O governador Daniel Vilela anunciou nesta quarta-feira (22) um pacote de medidas que promete mexer diretamente com o bolso, o emprego e a rotina de quem compra e vende pela internet em Goiás. Em resumo: menos burocracia para empresas, mais investimentos no estado e a promessa de até 3 mil novos empregos com a expansão da Shopee nos próximos cinco anos.
As ações foram apresentadas em sequência, começando pela assinatura de um decreto que altera regras antigas do comércio eletrônico no estado. A mudança simplifica operações e retira a obrigatoriedade de inscrição estadual para vendedores de fora que utilizam centros de distribuição em Goiás — uma medida que reduz custos e facilita a entrada de novas empresas.
Segundo o governador, a iniciativa faz parte de um movimento mais amplo de modernização. “É uma eliminação de burocracias que travavam investimentos no comércio eletrônico”, afirmou. Ele destacou ainda que o pacote fortalece o empreendedorismo e cria novas alternativas de renda.

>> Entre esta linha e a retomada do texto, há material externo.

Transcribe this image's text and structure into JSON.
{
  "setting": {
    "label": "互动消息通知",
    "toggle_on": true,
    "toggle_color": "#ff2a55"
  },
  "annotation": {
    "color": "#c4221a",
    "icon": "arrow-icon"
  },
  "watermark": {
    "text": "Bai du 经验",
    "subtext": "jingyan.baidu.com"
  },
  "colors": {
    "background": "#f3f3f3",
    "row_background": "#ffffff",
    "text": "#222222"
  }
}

Na prática, a decisão atinge diretamente o funcionamento do e-commerce. Mesmo com a flexibilização, o governo garante que não haverá perda de arrecadação. Isso porque o modelo de cobrança do ICMS continua o mesmo, com a manutenção do Difal nas operações interestaduais.
A secretária da Economia, Renata Noleto, reforçou que a medida não reduz impostos, apenas simplifica processos. “Não há renúncia de receita. Estamos destravando o setor e trazendo Goiás para um ambiente mais moderno, especialmente no modelo de fulfillment”, explicou.

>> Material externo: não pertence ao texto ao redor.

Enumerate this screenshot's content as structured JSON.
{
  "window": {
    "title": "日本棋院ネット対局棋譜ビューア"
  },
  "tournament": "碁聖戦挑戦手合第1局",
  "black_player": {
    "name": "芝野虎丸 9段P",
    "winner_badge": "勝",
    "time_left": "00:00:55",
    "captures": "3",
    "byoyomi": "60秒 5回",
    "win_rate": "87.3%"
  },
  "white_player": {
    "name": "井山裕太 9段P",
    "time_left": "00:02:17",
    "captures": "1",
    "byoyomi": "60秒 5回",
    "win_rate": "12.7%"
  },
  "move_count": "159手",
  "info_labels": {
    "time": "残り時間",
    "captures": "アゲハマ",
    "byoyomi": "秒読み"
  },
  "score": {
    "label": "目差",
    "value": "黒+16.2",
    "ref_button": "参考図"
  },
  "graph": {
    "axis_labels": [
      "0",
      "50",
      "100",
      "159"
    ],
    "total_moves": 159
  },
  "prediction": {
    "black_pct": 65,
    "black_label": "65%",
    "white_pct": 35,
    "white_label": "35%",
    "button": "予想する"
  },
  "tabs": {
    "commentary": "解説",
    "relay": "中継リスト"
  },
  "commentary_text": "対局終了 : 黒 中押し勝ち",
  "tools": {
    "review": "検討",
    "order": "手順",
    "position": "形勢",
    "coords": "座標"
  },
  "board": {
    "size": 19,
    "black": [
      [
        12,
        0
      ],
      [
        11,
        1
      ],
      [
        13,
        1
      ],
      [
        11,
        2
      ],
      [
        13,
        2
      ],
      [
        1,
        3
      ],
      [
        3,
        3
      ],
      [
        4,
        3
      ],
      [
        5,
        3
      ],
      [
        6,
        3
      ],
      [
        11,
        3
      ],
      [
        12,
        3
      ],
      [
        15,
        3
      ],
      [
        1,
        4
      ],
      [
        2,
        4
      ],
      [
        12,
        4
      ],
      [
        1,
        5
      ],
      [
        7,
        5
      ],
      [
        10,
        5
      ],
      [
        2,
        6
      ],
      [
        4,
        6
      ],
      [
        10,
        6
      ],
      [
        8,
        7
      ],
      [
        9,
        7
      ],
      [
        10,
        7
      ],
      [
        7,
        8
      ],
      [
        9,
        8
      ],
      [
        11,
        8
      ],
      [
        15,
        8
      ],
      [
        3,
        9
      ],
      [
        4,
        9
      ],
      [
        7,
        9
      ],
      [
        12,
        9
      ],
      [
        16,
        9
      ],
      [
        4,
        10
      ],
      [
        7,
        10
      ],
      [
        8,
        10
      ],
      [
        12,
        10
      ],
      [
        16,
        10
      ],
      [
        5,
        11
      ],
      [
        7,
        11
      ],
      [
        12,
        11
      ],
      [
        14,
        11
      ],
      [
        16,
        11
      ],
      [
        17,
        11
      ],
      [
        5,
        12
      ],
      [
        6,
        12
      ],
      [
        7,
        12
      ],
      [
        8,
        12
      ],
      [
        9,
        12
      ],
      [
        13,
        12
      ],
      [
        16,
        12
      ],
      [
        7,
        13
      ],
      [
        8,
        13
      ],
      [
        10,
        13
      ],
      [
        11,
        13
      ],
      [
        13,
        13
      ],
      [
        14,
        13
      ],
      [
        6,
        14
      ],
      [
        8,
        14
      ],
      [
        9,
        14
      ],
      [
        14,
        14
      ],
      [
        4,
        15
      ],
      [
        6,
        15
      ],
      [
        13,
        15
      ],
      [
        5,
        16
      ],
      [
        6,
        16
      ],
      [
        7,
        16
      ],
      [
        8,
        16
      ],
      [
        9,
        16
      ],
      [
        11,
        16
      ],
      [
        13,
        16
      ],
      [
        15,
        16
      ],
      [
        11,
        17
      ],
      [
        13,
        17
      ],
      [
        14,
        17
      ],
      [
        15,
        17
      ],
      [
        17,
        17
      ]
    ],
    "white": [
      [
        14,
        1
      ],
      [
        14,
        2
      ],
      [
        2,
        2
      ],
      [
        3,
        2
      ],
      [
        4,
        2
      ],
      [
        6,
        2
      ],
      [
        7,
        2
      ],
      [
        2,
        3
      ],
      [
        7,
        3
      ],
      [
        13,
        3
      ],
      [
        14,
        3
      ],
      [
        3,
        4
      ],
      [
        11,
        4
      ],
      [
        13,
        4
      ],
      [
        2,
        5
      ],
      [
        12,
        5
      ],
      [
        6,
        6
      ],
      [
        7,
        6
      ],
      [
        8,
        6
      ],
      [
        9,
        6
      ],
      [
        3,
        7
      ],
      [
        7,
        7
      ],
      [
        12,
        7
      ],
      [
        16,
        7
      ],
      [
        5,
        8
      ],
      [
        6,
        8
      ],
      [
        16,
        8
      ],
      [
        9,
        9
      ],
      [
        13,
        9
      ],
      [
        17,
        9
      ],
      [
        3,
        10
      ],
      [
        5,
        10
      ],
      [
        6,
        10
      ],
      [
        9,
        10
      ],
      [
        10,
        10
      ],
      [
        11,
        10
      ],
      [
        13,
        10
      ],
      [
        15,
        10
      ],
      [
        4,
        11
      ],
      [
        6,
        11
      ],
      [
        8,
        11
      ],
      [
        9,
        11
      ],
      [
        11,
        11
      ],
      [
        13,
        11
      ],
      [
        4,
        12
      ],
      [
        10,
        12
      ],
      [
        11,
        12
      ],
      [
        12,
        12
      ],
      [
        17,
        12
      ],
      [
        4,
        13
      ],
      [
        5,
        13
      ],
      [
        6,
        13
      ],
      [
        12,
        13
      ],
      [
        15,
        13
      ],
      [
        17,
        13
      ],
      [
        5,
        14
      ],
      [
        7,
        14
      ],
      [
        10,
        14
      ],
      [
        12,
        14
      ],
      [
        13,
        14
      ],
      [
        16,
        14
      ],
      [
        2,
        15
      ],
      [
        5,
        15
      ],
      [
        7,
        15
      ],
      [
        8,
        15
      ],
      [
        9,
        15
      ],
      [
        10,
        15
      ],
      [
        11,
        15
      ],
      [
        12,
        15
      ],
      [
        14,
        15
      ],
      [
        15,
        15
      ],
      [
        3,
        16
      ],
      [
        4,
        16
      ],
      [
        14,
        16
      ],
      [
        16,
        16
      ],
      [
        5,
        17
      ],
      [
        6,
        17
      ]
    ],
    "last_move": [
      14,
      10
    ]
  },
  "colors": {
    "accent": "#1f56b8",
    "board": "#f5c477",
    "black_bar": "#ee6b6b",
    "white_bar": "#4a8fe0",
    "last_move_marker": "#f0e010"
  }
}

Logo após o decreto, o governo firmou um memorando de entendimento com a Shopee, que já atua no estado desde 2024. O acordo prevê a ampliação da estrutura logística da empresa, incluindo novos centros de distribuição e um centro de armazenamento de produtos de vendedores parceiros.
A expectativa da empresa é ambiciosa: expandir a malha logística e gerar cerca de 3 mil empregos em Goiás ao longo dos próximos cinco anos. “Isso significa entregas mais rápidas e maior conexão entre vendedores e consumidores”, afirmou a representante da plataforma, Luciana Hachmann.
A expansão já começa a ganhar forma. A Shopee tem presença em cidades como Goiânia, Aparecida de Goiânia, Hidrolândia, Anápolis e Rio Verde, e deve intensificar os investimentos nos próximos anos, com apoio dos municípios.
Representantes do setor produtivo comemoraram as medidas. O presidente da Acieg, Rubens Fileti, classificou o pacote como estratégico e elogiou a antecipação do governo diante da reforma tributária. Já o presidente da Associação Goiana de Municípios, José Délio, destacou o impacto direto na geração de empregos e no fortalecimento das economias locais.
Na avaliação do governo, o objetivo é claro: transformar Goiás em referência nacional em logística e comércio eletrônico. Com localização estratégica e crescimento acelerado do setor digital, o estado aposta agora em menos papelada e mais oportunidades para atrair gigantes do mercado.
Enquanto isso, para o consumidor, a mudança pode ser sentida no dia a dia: entregas mais rápidas, mais ofertas e um estado cada vez mais no centro das operações do comércio online no Brasil.